Filling a PBO with multiple threads

I allocate a single PBO, map it, and want to use multiple threads to fill faster than it could be filled with a single thread.

Are there any problems or performance issues related to this?

The only thing I can think of, is that you must have NumThreads less or equal NumCPUs as each CPU has a write combiner cache and if you have two threads on the same CPU you’ll screw up the write combining. (Or are write combiner caches not per CPU, but per something else?)

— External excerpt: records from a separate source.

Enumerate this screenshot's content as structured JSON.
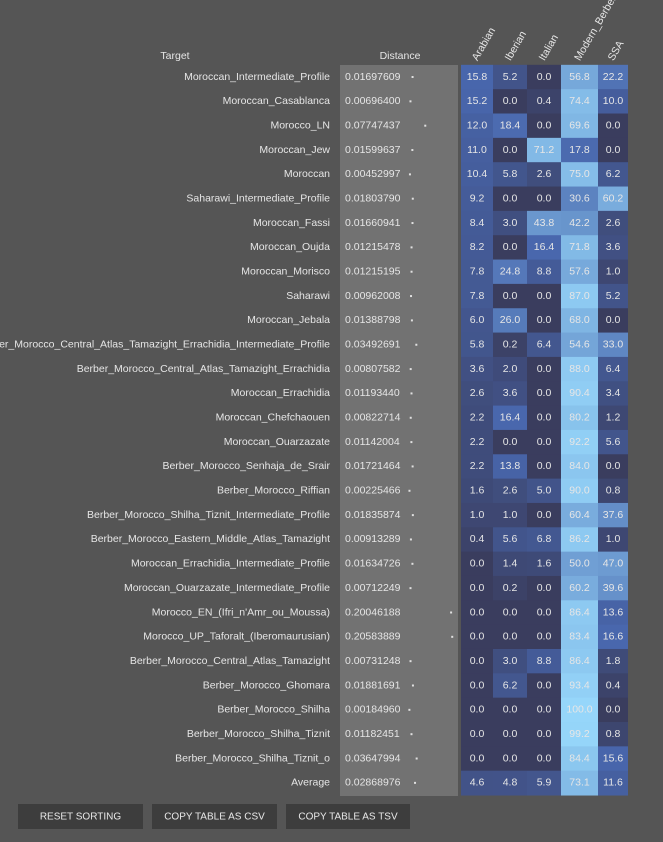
{
  "table": {
    "headers": {
      "target": "Target",
      "distance": "Distance",
      "columns": [
        "Arabian",
        "Iberian",
        "Italian",
        "Modern_Berber",
        "SSA"
      ]
    },
    "rows": [
      {
        "target": "Moroccan_Intermediate_Profile",
        "distance": "0.01697609",
        "values": [
          "15.8",
          "5.2",
          "0.0",
          "56.8",
          "22.2"
        ]
      },
      {
        "target": "Moroccan_Casablanca",
        "distance": "0.00696400",
        "values": [
          "15.2",
          "0.0",
          "0.4",
          "74.4",
          "10.0"
        ]
      },
      {
        "target": "Morocco_LN",
        "distance": "0.07747437",
        "values": [
          "12.0",
          "18.4",
          "0.0",
          "69.6",
          "0.0"
        ]
      },
      {
        "target": "Moroccan_Jew",
        "distance": "0.01599637",
        "values": [
          "11.0",
          "0.0",
          "71.2",
          "17.8",
          "0.0"
        ]
      },
      {
        "target": "Moroccan",
        "distance": "0.00452997",
        "values": [
          "10.4",
          "5.8",
          "2.6",
          "75.0",
          "6.2"
        ]
      },
      {
        "target": "Saharawi_Intermediate_Profile",
        "distance": "0.01803790",
        "values": [
          "9.2",
          "0.0",
          "0.0",
          "30.6",
          "60.2"
        ]
      },
      {
        "target": "Moroccan_Fassi",
        "distance": "0.01660941",
        "values": [
          "8.4",
          "3.0",
          "43.8",
          "42.2",
          "2.6"
        ]
      },
      {
        "target": "Moroccan_Oujda",
        "distance": "0.01215478",
        "values": [
          "8.2",
          "0.0",
          "16.4",
          "71.8",
          "3.6"
        ]
      },
      {
        "target": "Moroccan_Morisco",
        "distance": "0.01215195",
        "values": [
          "7.8",
          "24.8",
          "8.8",
          "57.6",
          "1.0"
        ]
      },
      {
        "target": "Saharawi",
        "distance": "0.00962008",
        "values": [
          "7.8",
          "0.0",
          "0.0",
          "87.0",
          "5.2"
        ]
      },
      {
        "target": "Moroccan_Jebala",
        "distance": "0.01388798",
        "values": [
          "6.0",
          "26.0",
          "0.0",
          "68.0",
          "0.0"
        ]
      },
      {
        "target": "Berber_Morocco_Central_Atlas_Tamazight_Errachidia_Intermediate_Profile",
        "distance": "0.03492691",
        "values": [
          "5.8",
          "0.2",
          "6.4",
          "54.6",
          "33.0"
        ]
      },
      {
        "target": "Berber_Morocco_Central_Atlas_Tamazight_Errachidia",
        "distance": "0.00807582",
        "values": [
          "3.6",
          "2.0",
          "0.0",
          "88.0",
          "6.4"
        ]
      },
      {
        "target": "Moroccan_Errachidia",
        "distance": "0.01193440",
        "values": [
          "2.6",
          "3.6",
          "0.0",
          "90.4",
          "3.4"
        ]
      },
      {
        "target": "Moroccan_Chefchaouen",
        "distance": "0.00822714",
        "values": [
          "2.2",
          "16.4",
          "0.0",
          "80.2",
          "1.2"
        ]
      },
      {
        "target": "Moroccan_Ouarzazate",
        "distance": "0.01142004",
        "values": [
          "2.2",
          "0.0",
          "0.0",
          "92.2",
          "5.6"
        ]
      },
      {
        "target": "Berber_Morocco_Senhaja_de_Srair",
        "distance": "0.01721464",
        "values": [
          "2.2",
          "13.8",
          "0.0",
          "84.0",
          "0.0"
        ]
      },
      {
        "target": "Berber_Morocco_Riffian",
        "distance": "0.00225466",
        "values": [
          "1.6",
          "2.6",
          "5.0",
          "90.0",
          "0.8"
        ]
      },
      {
        "target": "Berber_Morocco_Shilha_Tiznit_Intermediate_Profile",
        "distance": "0.01835874",
        "values": [
          "1.0",
          "1.0",
          "0.0",
          "60.4",
          "37.6"
        ]
      },
      {
        "target": "Berber_Morocco_Eastern_Middle_Atlas_Tamazight",
        "distance": "0.00913289",
        "values": [
          "0.4",
          "5.6",
          "6.8",
          "86.2",
          "1.0"
        ]
      },
      {
        "target": "Moroccan_Errachidia_Intermediate_Profile",
        "distance": "0.01634726",
        "values": [
          "0.0",
          "1.4",
          "1.6",
          "50.0",
          "47.0"
        ]
      },
      {
        "target": "Moroccan_Ouarzazate_Intermediate_Profile",
        "distance": "0.00712249",
        "values": [
          "0.0",
          "0.2",
          "0.0",
          "60.2",
          "39.6"
        ]
      },
      {
        "target": "Morocco_EN_(Ifri_n'Amr_ou_Moussa)",
        "distance": "0.20046188",
        "values": [
          "0.0",
          "0.0",
          "0.0",
          "86.4",
          "13.6"
        ]
      },
      {
        "target": "Morocco_UP_Taforalt_(Iberomaurusian)",
        "distance": "0.20583889",
        "values": [
          "0.0",
          "0.0",
          "0.0",
          "83.4",
          "16.6"
        ]
      },
      {
        "target": "Berber_Morocco_Central_Atlas_Tamazight",
        "distance": "0.00731248",
        "values": [
          "0.0",
          "3.0",
          "8.8",
          "86.4",
          "1.8"
        ]
      },
      {
        "target": "Berber_Morocco_Ghomara",
        "distance": "0.01881691",
        "values": [
          "0.0",
          "6.2",
          "0.0",
          "93.4",
          "0.4"
        ]
      },
      {
        "target": "Berber_Morocco_Shilha",
        "distance": "0.00184960",
        "values": [
          "0.0",
          "0.0",
          "0.0",
          "100.0",
          "0.0"
        ]
      },
      {
        "target": "Berber_Morocco_Shilha_Tiznit",
        "distance": "0.01182451",
        "values": [
          "0.0",
          "0.0",
          "0.0",
          "99.2",
          "0.8"
        ]
      },
      {
        "target": "Berber_Morocco_Shilha_Tiznit_o",
        "distance": "0.03647994",
        "values": [
          "0.0",
          "0.0",
          "0.0",
          "84.4",
          "15.6"
        ]
      },
      {
        "target": "Average",
        "distance": "0.02868976",
        "values": [
          "4.6",
          "4.8",
          "5.9",
          "73.1",
          "11.6"
        ]
      }
    ]
  },
  "buttons": [
    "RESET SORTING",
    "COPY TABLE AS CSV",
    "COPY TABLE AS TSV"
  ]
}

Does anyone know if dual core architectures have a write combiner per core?

Just don’t.

Your CPU can write to its caches at tens of GB/s.
Data can go from the CPU to the chipset at no more than 6.4GB/s. Data can travel across AGP at no more than 2GB/s (and a little more for PCIe). So what’s the max bandwidth when moving data from the CPU to graphics memory? Surely that’s determined by the slowest link in the chain, which happens to be AGP or PCIe, unless of course you’re not actually working with a PC architecture.

Pardon my French, but what in the heck are you thinking? You’re trying to widen a bus bottleneck by throwing more CPU at it, all while the CPU is the least of all problems when it comes to data movement. This just can’t work.

I’m using Nvidia’s PBO upload/download test app to find the max bandwidth, and I’m trying to match that. Right now, our CPU usage is maxxed while doing uploading, so I know its a CPU limitation. Two CPUs can generate the data twice as fast.

Summary: our application is not limited in memory bandwidth or AGP bandwidth, but rather how fast the CPU can generate the data and fill the PBO.

Also curious if anyone knows if graphics hardware has special hardware to convert float32 <–> float16 or it uses the host CPU(s) to do it?